147. I understand that actuarially speaking
there is no fund, yes?
(Mr Knox) Yes.
148. But there is a kind of fund of goodwill
in the idea that you pay your contributions and you get out your
benefits. Do you think that has all gone now?
(Mr Knox) Yes. I would not like to insult you
in any way.
149. Go ahead!
(Mr Knox) It is rather naive to say that because
for people in employment and people that are unemployed their
main worry is not nowadays being part of a community and being
seen to be part of a developing community, their main worry is
the costs they have to pay out and the food they have to buy,
the rents they have to pay.
150. You are putting it to us that there
is no such thing as a community.
(Mr Knox) It is a very thin fabric, if it exists.
There are not many people who willingly give money to others either.
They do not go up to the tax office and say, "I have under-paid,
there is another £1,000." The days of that situation
on an individual basis does not exist, if it ever did exist. Even
the situation where people helped each other is disappearing to
a large extent, forgetting the financial aspect. It is the society
we have. I do not wish to make any political comment. I do not
know of anybody out there that is desperate.

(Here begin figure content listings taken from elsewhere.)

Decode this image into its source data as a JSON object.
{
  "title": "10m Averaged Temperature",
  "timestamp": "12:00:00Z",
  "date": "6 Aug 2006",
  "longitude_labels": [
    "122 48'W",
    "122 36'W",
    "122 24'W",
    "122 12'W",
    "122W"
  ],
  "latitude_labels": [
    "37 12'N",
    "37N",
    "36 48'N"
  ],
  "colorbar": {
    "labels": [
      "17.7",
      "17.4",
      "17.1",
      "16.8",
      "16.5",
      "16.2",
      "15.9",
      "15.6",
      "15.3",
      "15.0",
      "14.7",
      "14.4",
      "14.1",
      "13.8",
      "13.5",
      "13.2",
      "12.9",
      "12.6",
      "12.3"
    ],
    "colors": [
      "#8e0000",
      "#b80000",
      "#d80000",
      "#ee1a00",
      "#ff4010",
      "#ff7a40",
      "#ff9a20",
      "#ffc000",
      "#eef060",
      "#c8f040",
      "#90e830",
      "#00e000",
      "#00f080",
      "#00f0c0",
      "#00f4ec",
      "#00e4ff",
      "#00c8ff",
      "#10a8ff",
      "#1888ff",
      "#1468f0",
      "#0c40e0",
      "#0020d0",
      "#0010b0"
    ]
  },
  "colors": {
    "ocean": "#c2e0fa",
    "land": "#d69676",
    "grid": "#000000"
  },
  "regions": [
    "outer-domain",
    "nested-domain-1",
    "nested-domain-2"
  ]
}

151. That is a grim view for the corner
shop, is it not?
(Mr Knox) Realism.
Chairman: Gentlemen,
can I thank you both very much. It is encouraging for members
of the Committee to know that there is some constructive work
on the practical aspects actually in train. We will have access
to the Treasury witnesses and experts at the end of October. I
hope that you will feel able to continue informing us about how
your negotiations and consultations are proceeding. I take very
much the point that was made by Mr Knox earlier which was that
perhaps this could have been made earlier if the consultation
had happened before the announcement. Still, we have all got to
use our best endeavours to try and get the thing as easily implementable
and as practically efficient as possible. We are very grateful
to you for your time and memorandum. I hope, Mr Baron, you will
not take it the wrong way if I wish Mr Knox a particularly good
day! Thank you very much for coming.